Introduction

Wandering spleen is the term commonly applied to splenic hypermobility that results from laxity or maldevelopment of the spleen’s suspensory ligaments. It is an uncommon pathologic entity and is especially rare in children [1]; its diagnosis on clinical grounds alone is very difficult, especially when it occurs as an abdominal emergency due to a torsion of its pedicle. Until 2 decades ago, the treatment of wandering spleen consisted exclusively of splenectomy [2]. At present, when the splenic parenchyma is not damaged by infarction, preservation of the spleen is mandatory, thus making splenopexy the ideal treatment for this condition [3]. We report a case of wandering enlarged spleen, diagnosed preoperatively on the basis of ultrasonography and arteriography, that we successfully treated with elective partial splenectomy and fixation of the residual spleen to the diaphragm.

Case report

A 7-year-old girl was hospitalized for recurrent episodes of abdominal pain and vomiting. The clinical examination revealed an intraabdominal mobile mass located on the left side. Ultrasound detected that the spleen was absent at the left hypochondrium while a loose and displaced mass of parenchymatous thickness 15 cm in diameter was found at the umbilical region and presented the echostructure of the spleen. An aortography showed a long and moderately enlarged splenic artery that reached the enlarged ptosic spleen (Fig. 1). On the basis of the diagnosis of wandering spleen, a laparotomy was performed. A spleen fixation was decided upon, which turned out to be impossible because of the large dimensions; it was then decided to carry out a partial splenectomy and a fixation of the residual spleen to the diaphragm. After ligating and sectioning the vessels of the spleen’s lower half, an elective partial splenectomy was done, suturing the surface of the spleen and fixing it to the left hemidiaphragm using separated nonresorbable stitches.

The patient’s postoperative course was uneventful, and she was discharged after 5 days. A splenic 99mTC scintigraphy at 6 months and at 2 years demonstrated a good radionuclide captation. At the long-term clinical and hematological follow-up, the patient is well and shows adequate physical growth, and platelet and leucocyte counts are within normal range, with normal erythrocyte shape. Moreover, at follow-ups the patient never presented with specific infectious bacterial problems.

Fig. 1
figure 1

Splenic artery stemming directly from the aorta to reach the spleen on the ectopic side. Note the origin of the hepatic artery from the mesenteric superior artery.

Discussion

The occurrence of wandering spleen is related to a probable congenital laxity of its peritoneal attachment to the left diaphragm and retroperitoneum or to incomplete fusion of the dorsal mesogastrium that forms the splenorenal ligament. This leads to the formation of a long vascular splenic pedicle that, in turn, gives origin to the spleen’s ptosis, its abnormal mobility, and, consequently, to two types of complications: acute torsion followed by splenic infarction and recurrent torsion followed by a progressive splenomegaly with hypersplenism [4, 5]. The clinical presentation may vary from asymptomatic or paucisymptomatic (light abdominal complaints, mild recurrent colicky pain) or it may appear as a very movable and floating mass of variable size, localized at the mesogastrium or at the lower quadrants of the abdomen. The acute torsion of the wandering spleen presents the clinical features of an abdominal emergency, whereas recurrent chronic torsion is followed by frequent colicky pain of various degree. Laboratory data are nonspecific, but the diagnosis can be confirmed by imaging studies; computed tomography and duplex ultrasonography are the preferred modalities.
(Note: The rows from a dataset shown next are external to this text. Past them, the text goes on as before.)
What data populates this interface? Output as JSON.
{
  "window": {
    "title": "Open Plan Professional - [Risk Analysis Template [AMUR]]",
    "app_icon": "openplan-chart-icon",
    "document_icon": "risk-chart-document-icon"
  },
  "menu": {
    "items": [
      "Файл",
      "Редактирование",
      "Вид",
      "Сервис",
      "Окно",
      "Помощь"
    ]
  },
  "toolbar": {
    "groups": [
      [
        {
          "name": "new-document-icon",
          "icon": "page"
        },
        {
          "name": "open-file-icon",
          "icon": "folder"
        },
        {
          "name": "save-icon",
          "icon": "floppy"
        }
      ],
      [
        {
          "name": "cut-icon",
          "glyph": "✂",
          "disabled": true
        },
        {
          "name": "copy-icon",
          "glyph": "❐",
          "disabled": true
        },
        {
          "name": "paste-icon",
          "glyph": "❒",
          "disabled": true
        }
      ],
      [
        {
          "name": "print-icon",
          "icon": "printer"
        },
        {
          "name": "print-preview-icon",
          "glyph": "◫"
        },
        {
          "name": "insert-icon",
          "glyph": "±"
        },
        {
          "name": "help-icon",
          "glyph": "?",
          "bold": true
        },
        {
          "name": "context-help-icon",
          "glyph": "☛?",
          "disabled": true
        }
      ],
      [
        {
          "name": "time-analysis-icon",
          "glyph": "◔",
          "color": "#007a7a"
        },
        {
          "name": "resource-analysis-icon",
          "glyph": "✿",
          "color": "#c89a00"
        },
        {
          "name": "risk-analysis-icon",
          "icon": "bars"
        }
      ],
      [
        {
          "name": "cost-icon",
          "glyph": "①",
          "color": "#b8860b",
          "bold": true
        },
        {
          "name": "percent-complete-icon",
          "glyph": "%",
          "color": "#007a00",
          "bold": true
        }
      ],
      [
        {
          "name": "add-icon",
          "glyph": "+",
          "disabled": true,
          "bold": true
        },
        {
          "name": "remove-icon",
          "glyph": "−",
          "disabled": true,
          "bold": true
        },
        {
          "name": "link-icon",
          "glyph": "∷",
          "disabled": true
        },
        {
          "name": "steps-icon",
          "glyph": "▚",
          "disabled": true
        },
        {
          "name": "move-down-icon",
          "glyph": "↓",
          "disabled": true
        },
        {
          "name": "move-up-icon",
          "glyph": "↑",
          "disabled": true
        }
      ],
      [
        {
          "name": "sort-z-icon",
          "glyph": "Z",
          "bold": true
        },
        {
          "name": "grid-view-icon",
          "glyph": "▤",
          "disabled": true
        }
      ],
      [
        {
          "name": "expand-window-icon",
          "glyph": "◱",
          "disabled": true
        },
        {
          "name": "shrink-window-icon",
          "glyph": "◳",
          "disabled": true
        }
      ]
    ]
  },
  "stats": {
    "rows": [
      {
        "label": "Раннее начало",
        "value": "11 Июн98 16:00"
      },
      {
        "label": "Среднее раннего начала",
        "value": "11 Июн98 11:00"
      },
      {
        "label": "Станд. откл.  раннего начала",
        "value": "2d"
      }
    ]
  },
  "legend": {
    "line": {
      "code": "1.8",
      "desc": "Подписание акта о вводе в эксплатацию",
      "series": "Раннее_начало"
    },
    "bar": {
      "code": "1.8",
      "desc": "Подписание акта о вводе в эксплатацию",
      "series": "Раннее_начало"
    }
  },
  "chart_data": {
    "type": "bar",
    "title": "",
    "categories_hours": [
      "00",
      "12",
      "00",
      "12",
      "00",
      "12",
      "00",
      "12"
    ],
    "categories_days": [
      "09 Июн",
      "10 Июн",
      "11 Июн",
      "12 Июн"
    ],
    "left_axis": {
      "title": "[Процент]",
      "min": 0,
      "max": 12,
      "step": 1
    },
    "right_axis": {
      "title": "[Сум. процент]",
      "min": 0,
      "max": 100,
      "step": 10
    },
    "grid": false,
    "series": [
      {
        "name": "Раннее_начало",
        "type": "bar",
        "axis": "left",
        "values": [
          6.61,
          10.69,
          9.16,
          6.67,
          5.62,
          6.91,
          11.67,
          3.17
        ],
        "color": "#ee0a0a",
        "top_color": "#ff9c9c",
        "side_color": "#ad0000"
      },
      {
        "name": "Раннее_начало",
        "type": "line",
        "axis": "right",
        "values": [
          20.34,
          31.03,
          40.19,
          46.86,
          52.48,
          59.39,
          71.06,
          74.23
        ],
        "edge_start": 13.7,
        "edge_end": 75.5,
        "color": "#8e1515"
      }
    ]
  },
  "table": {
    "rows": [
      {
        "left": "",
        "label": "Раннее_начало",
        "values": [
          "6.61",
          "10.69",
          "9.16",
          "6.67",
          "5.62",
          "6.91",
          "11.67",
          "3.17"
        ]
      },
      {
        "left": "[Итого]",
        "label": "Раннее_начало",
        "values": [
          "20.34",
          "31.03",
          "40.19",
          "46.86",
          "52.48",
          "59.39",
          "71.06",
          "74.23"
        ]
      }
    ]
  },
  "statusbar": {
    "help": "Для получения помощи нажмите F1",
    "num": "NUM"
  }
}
The treatment of wandering spleen complicated by torsion and subsequent infarction is splenectomy [2]. On the other hand, the treatment of uncomplicated cases must be conservative, according to current trends of spleen preservation based on King and Shumaker’s observation that splenectomy was associated with a great danger of death from bacterial infections [6]. The conservative modality of treatment of wandering spleen is the splenopexy [7]. When the spleen is much enlarged, splenopexy may be very difficult, as in our case; our solution was to perform an elective partial splenectomy, fixing the residual hemispleen to the diaphragm with an interrupted suture. The scintigraphic control after 6 months and then at 2 years (Fig. 2) demonstrated the optimal captation of the splenic parenchyma, which, together with the subsequent clinical and laboratory evidence of normal spleen function, allows us to state that in a similar condition, the fixation of a reduced spleen is a possible alternative leading to adequate postoperative spleen function over time.

Fig. 2
figure 2

Scintigraphy demonstrates the subdiaphragmatic position of the residual spleen 2 years after surgery.